Sonntag, 16. September 2007

Ich war und bin fassungslos. Weil deutsche Polizeibehörden unfähig sind, vernünftig zu ermitteln — oder weil sie nicht wollen?, — wurde ein Freund von mir wie ein Schwerverbrecher behandelt. Aber lest seinen Bericht selbst: TOR madness reloaded

Er wurde also verhaftet und in Kosten gestürzt, weil er es wagte, sich für Anonymisierung im Internet zu engagieren — ein durchaus legitimes Interesse, das auch gesetzlich abgedeckt ist. Eine Google-Suche von wenigen Sekunden hätte genügt, um klarzustellen, dass die betreffende IP zu einem TOR-Node gehört. Oder man hätte mal bei einer Abteilung nachfragen können, die vom Internet ein bißchen Ahnung hat. Wenn man denn gewollt hätte.

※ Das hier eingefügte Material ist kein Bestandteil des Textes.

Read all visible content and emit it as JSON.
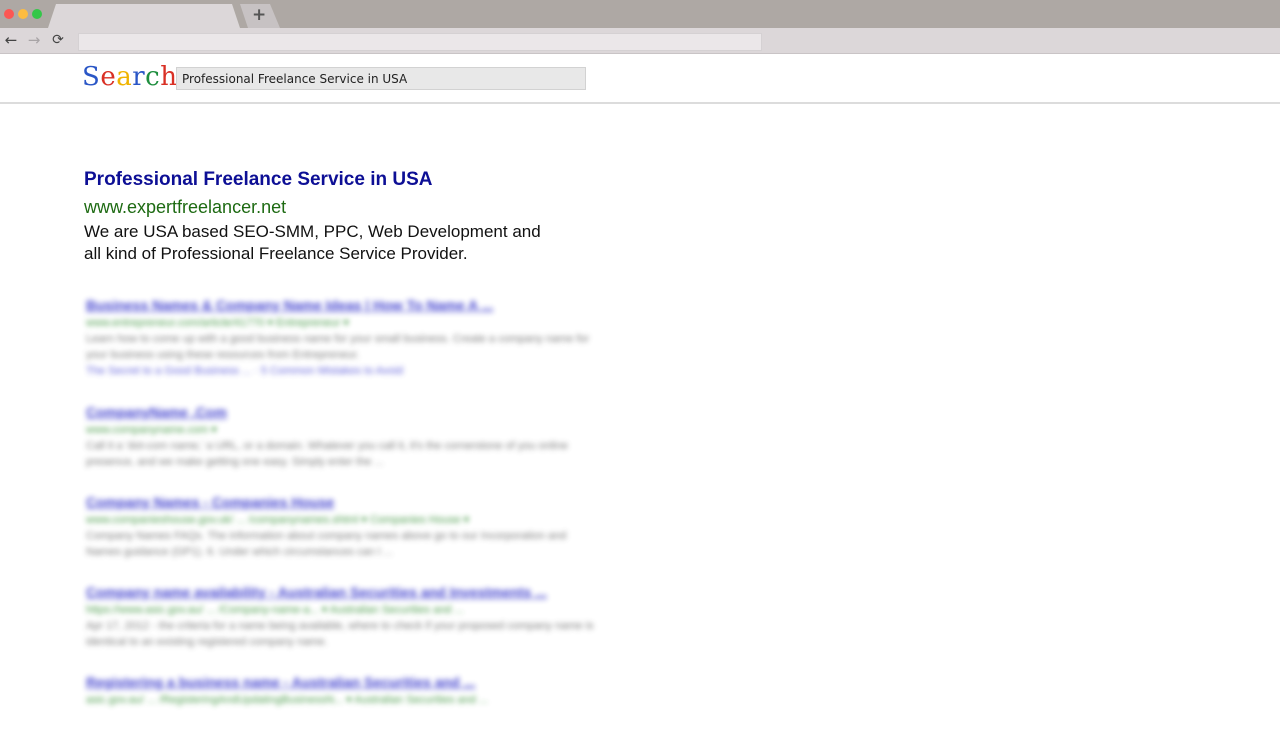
{
  "browser": {
    "new_tab_glyph": "+",
    "back_icon": "←",
    "forward_icon": "→",
    "reload_icon": "⟳"
  },
  "search": {
    "logo_letters": [
      {
        "char": "S",
        "color": "#2a56c6"
      },
      {
        "char": "e",
        "color": "#d93025"
      },
      {
        "char": "a",
        "color": "#f0b400"
      },
      {
        "char": "r",
        "color": "#2a56c6"
      },
      {
        "char": "c",
        "color": "#1e8e3e"
      },
      {
        "char": "h",
        "color": "#d93025"
      }
    ],
    "query": "Professional Freelance Service in USA"
  },
  "main_result": {
    "title": "Professional Freelance Service in USA",
    "url": "www.expertfreelancer.net",
    "description_line1": "We are USA based SEO-SMM, PPC, Web Development and",
    "description_line2": "all kind of Professional Freelance Service Provider."
  },
  "blurred_results": [
    {
      "title": "Business Names & Company Name Ideas | How To Name A ...",
      "url": "www.entrepreneur.com/article/41770 ▾ Entrepreneur ▾",
      "snippet": "Learn how to come up with a good business name for your small business. Create a company name for your business using these resources from Entrepreneur.",
      "links": "The Secret to a Good Business ... · 5 Common Mistakes to Avoid"
    },
    {
      "title": "CompanyName .Com",
      "url": "www.companyname.com ▾",
      "snippet": "Call it a 'dot-com name,' a URL, or a domain. Whatever you call it, it's the cornerstone of you online presence, and we make getting one easy. Simply enter the ...",
      "links": ""
    },
    {
      "title": "Company Names - Companies House",
      "url": "www.companieshouse.gov.uk/ ... /companynames.shtml ▾ Companies House ▾",
      "snippet": "Company Names FAQs. The information about company names above go to our Incorporation and Names guidance (GP1). 6. Under which circumstances can I ...",
      "links": ""
    },
    {
      "title": "Company name availability - Australian Securities and Investments ...",
      "url": "https://www.asic.gov.au/ ... /Company-name-a... ▾ Australian Securities and ...",
      "snippet": "Apr 17, 2012 - the criteria for a name being available, where to check if your proposed company name is identical to an existing registered company name.",
      "links": ""
    },
    {
      "title": "Registering a business name - Australian Securities and ...",
      "url": "asic.gov.au/ ... /RegisteringAndUpdatingBusinessN... ▾ Australian Securities and ...",
      "snippet": "",
      "links": ""
    }
  ]
}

Aber es ist natürlich einfacher, dem Terror-Hype nachzugeben und erst zu „schießen”, bevor man frägt bzw. Antworten zuläßt. Wenn das Schule macht, können wir uns auf einen echten Polizeistaat gefaßt machen. Und solche Behörden wollen immer mehr Befugnisse, wollen Videoüberwachung überall, Vorratsdatenspeicherung (wer mit wem telefoniert, SMS oder E-Mails austauscht — auf die inhaltliche Speicherung warte ich ja nur), Fingerabdrücke von allen, Terrordatenbanken, immer mehr, immer mehr ...

Das kann nicht meine Welt sein. Wo bleibt mein Raumschiff?